Appendix 4C – Q2 FY25 Quarterly Cash Flow Report
Alterity Therapeutics (NASDAQ: ATHE) has reported significant progress in Q2 FY25, particularly with its lead asset ATH434. The company completed its ATH434-201 Phase 2 clinical trial in early-stage Multiple System Atrophy (MSA) in November 2024, with topline data expected by early February 2025.
Positive interim data from the ATH434-202 Phase 2 trial in advanced MSA showed promising results, with 30% of participants demonstrating stable or improved clinical outcomes. The trial suggests potential disease-modifying effects, with stabilization of brain iron and volume after 12 months of treatment.
Multiple presentations and publications during the quarter highlighted ATH434's neuroprotective qualities and mechanism of action in treating various neurodegenerative conditions, including MSA, Parkinson's disease, and Friedreich's Ataxia. The company's cash position as of December 31, 2024, stood at A$4.54M, with quarterly operating cash outflows of A$5.06M.

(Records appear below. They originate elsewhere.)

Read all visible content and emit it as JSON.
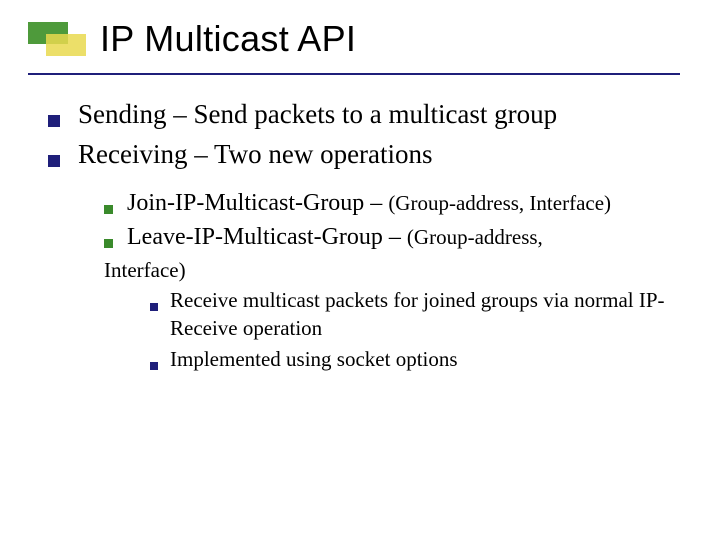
{
  "title": "IP Multicast API",
  "lvl1": [
    "Sending – Send packets to a multicast group",
    "Receiving – Two new operations"
  ],
  "lvl2": [
    {
      "main": "Join-IP-Multicast-Group – ",
      "paren": "(Group-address, Interface)"
    },
    {
      "main": "Leave-IP-Multicast-Group – ",
      "paren": "(Group-address,"
    }
  ],
  "lvl2_tail": "Interface)",
  "lvl3": [
    "Receive multicast packets for joined groups via normal IP-Receive operation",
    "Implemented using socket options"
  ]
}
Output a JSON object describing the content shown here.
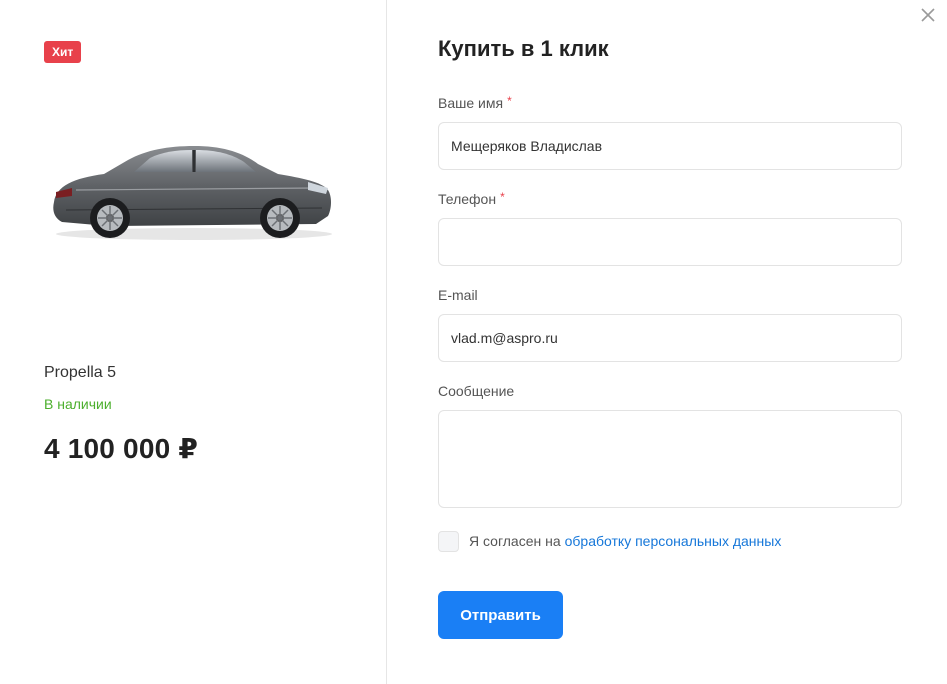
{
  "product": {
    "badge": "Хит",
    "name": "Propella 5",
    "stock": "В наличии",
    "price": "4 100 000 ₽",
    "image_icon": "car-image"
  },
  "form": {
    "title": "Купить в 1 клик",
    "name_label": "Ваше имя",
    "name_value": "Мещеряков Владислав",
    "phone_label": "Телефон",
    "phone_value": "",
    "email_label": "E-mail",
    "email_value": "vlad.m@aspro.ru",
    "message_label": "Сообщение",
    "message_value": "",
    "required_mark": "*",
    "consent_text": "Я согласен на",
    "consent_link": "обработку персональных данных",
    "submit_label": "Отправить"
  },
  "colors": {
    "badge": "#e8414b",
    "stock": "#4caf2d",
    "accent": "#1a7ff5",
    "link": "#1677d9"
  }
}
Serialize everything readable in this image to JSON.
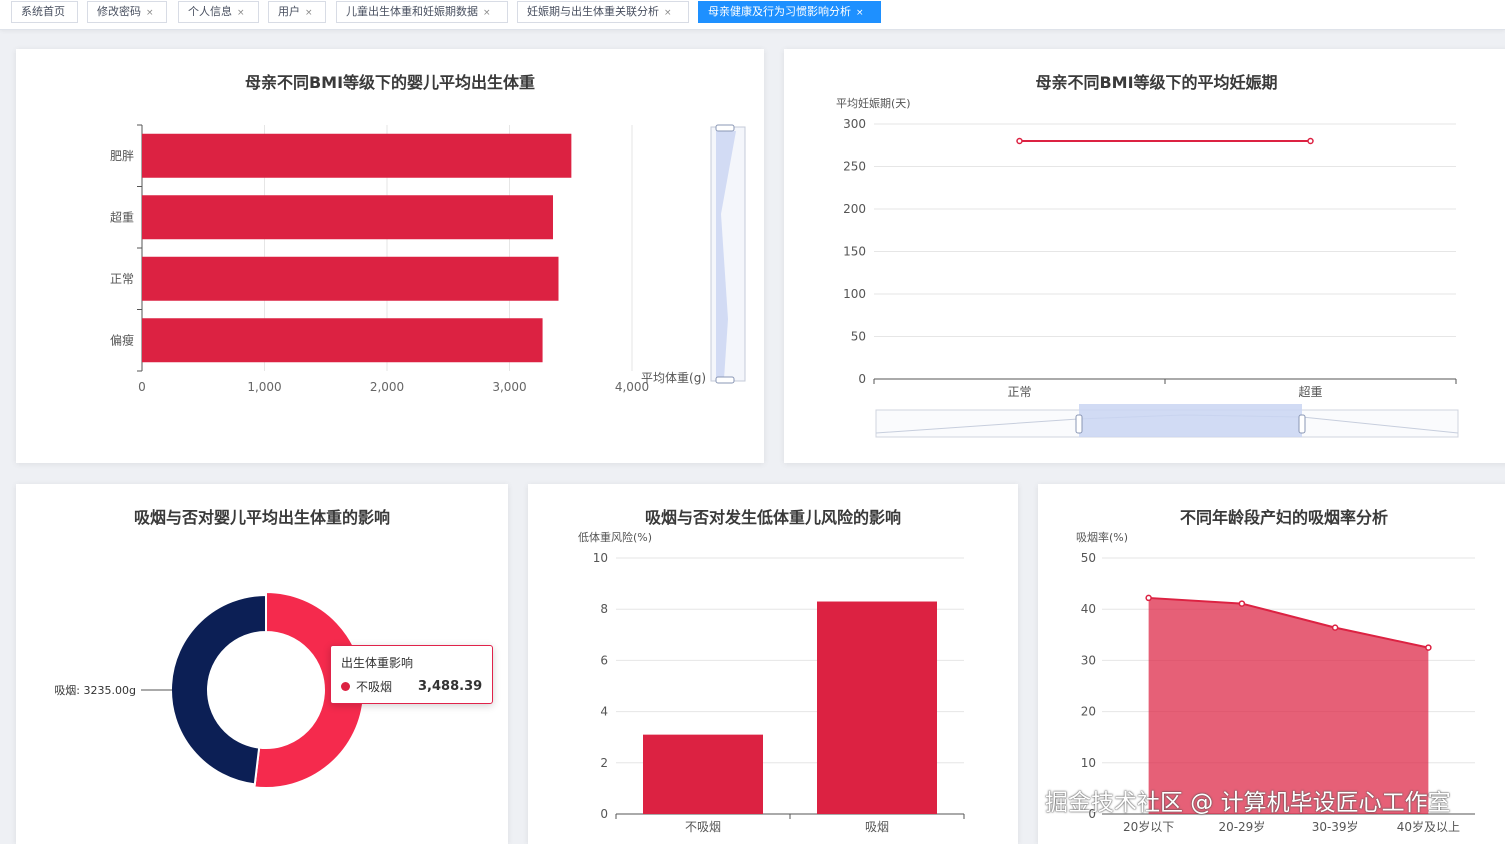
{
  "tabs": [
    {
      "label": "系统首页",
      "closable": false
    },
    {
      "label": "修改密码",
      "closable": true
    },
    {
      "label": "个人信息",
      "closable": true
    },
    {
      "label": "用户",
      "closable": true
    },
    {
      "label": "儿童出生体重和妊娠期数据",
      "closable": true
    },
    {
      "label": "妊娠期与出生体重关联分析",
      "closable": true
    },
    {
      "label": "母亲健康及行为习惯影响分析",
      "closable": true,
      "active": true
    }
  ],
  "close_glyph": "×",
  "colors": {
    "primary_red": "#dc2242",
    "navy": "#0c1f55",
    "pink_red": "#f52a4d",
    "active_tab": "#1e90ff",
    "zoom_blue": "#c9d5f2"
  },
  "chart_data": [
    {
      "type": "bar",
      "orientation": "horizontal",
      "title": "母亲不同BMI等级下的婴儿平均出生体重",
      "categories": [
        "肥胖",
        "超重",
        "正常",
        "偏瘦"
      ],
      "values": [
        3505,
        3355,
        3400,
        3270
      ],
      "xlabel": "平均体重(g)",
      "xlim": [
        0,
        4000
      ],
      "xticks": [
        "0",
        "1,000",
        "2,000",
        "3,000",
        "4,000"
      ],
      "has_vertical_zoom_slider": true,
      "grid": true
    },
    {
      "type": "line",
      "title": "母亲不同BMI等级下的平均妊娠期",
      "categories": [
        "正常",
        "超重"
      ],
      "values": [
        280,
        280
      ],
      "ylabel": "平均妊娠期(天)",
      "ylim": [
        0,
        300
      ],
      "yticks": [
        "0",
        "50",
        "100",
        "150",
        "200",
        "250",
        "300"
      ],
      "has_horizontal_zoom_slider": true,
      "grid": true
    },
    {
      "type": "pie",
      "style": "donut",
      "title": "吸烟与否对婴儿平均出生体重的影响",
      "slices": [
        {
          "name": "不吸烟",
          "value": 3488.39
        },
        {
          "name": "吸烟",
          "value": 3235.0
        }
      ],
      "label": "吸烟: 3235.00g",
      "tooltip": {
        "title": "出生体重影响",
        "name": "不吸烟",
        "value": "3,488.39"
      }
    },
    {
      "type": "bar",
      "title": "吸烟与否对发生低体重儿风险的影响",
      "categories": [
        "不吸烟",
        "吸烟"
      ],
      "values": [
        3.1,
        8.3
      ],
      "ylabel": "低体重风险(%)",
      "ylim": [
        0,
        10
      ],
      "yticks": [
        "0",
        "2",
        "4",
        "6",
        "8",
        "10"
      ],
      "grid": true
    },
    {
      "type": "area",
      "title": "不同年龄段产妇的吸烟率分析",
      "categories": [
        "20岁以下",
        "20-29岁",
        "30-39岁",
        "40岁及以上"
      ],
      "values": [
        42.2,
        41.1,
        36.4,
        32.5
      ],
      "ylabel": "吸烟率(%)",
      "ylim": [
        0,
        50
      ],
      "yticks": [
        "0",
        "10",
        "20",
        "30",
        "40",
        "50"
      ],
      "grid": true
    }
  ],
  "watermark": "掘金技术社区 @ 计算机毕设匠心工作室"
}
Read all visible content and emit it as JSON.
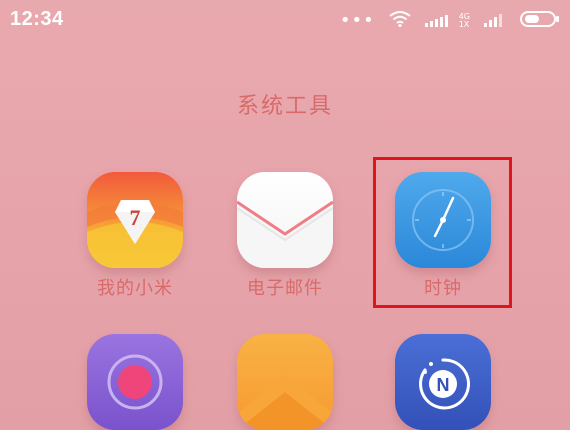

Alterity Therapeutics (NASDAQ: ATHE) ha riportato progressi significativi nel secondo trimestre dell'anno fiscale 2025, in particolare con il suo principale asset ATH434. L'azienda ha completato il trial clinico di fase 2 ATH434-201 per l'Atrofia Sistemica Multipla (MSA) in fase iniziale a novembre 2024, con dati preliminari attesi per inizio febbraio 2025.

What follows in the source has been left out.